A judge ordered the removal of religious signs near the Upton exit of Interstate 65 but an appeal is planned.
In what Senior Judge Geoffrey P. Morris called an “extremely interesting case,” the state Transportation Cabinet claimed the postings are in violation of billboard advertising statutes. Jimmy Harston of Allen County, who said he erected the signs at the request of two property owners, said the messages are not ads but expressions covered by Constitutional protections of free speech and religious expressions.
On opposite sides of the interstate, the signs are on property owned by Norman Cottrell in Hart County and Bill Sullivan in LaRue County.
The messages read “Hell is Real” and “If you died today where would you spend eternity?”

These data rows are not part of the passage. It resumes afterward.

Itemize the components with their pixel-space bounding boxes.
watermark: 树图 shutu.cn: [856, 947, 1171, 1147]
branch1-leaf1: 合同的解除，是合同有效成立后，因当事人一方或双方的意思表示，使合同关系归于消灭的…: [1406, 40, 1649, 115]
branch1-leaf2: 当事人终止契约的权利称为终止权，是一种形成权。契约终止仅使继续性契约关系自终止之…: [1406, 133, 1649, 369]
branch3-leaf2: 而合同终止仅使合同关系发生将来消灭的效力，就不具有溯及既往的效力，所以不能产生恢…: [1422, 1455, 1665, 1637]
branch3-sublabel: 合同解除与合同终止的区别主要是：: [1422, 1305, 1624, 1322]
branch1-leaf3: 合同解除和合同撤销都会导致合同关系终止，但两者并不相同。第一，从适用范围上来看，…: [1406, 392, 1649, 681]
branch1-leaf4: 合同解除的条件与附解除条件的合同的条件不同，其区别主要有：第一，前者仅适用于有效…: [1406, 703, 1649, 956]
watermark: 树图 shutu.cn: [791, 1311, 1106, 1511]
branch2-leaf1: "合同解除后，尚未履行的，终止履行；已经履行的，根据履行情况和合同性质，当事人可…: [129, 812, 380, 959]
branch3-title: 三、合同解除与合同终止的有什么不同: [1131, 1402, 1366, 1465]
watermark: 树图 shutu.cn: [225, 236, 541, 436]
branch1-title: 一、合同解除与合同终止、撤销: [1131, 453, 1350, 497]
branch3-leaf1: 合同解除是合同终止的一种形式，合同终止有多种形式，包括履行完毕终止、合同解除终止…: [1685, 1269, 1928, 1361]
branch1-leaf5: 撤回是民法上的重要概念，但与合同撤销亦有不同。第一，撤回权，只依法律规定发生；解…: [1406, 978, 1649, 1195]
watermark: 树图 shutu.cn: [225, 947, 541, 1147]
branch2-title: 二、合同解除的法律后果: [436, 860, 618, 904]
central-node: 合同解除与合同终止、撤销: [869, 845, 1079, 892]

The state filed lawsuits in 2008 asking the courts to order the signs be removed. The cases were consolidated and summary judgment granted Feb. 16 by Judge Morris.
Citing the billboard act that is part of Kentucky’s administrative regulations, the judge ruled that the signs meet the definition of “advertising devices” cited in the law and are within a protected area which would require a permit.
The law creates a buffer zone to protect the natural beauty and prevent a proliferation of signs from becoming a distraction to motorists.
Harston said his attorney, Pat Ross of Horse Cave, is preparing an appeal and will ask for a stay of the order that the signs be removed within 60 days.
Harston said he has erected similar signs with religious messages in Tennessee, Texas and Ohio.
“This is the only place that’s given me any trouble,” he said.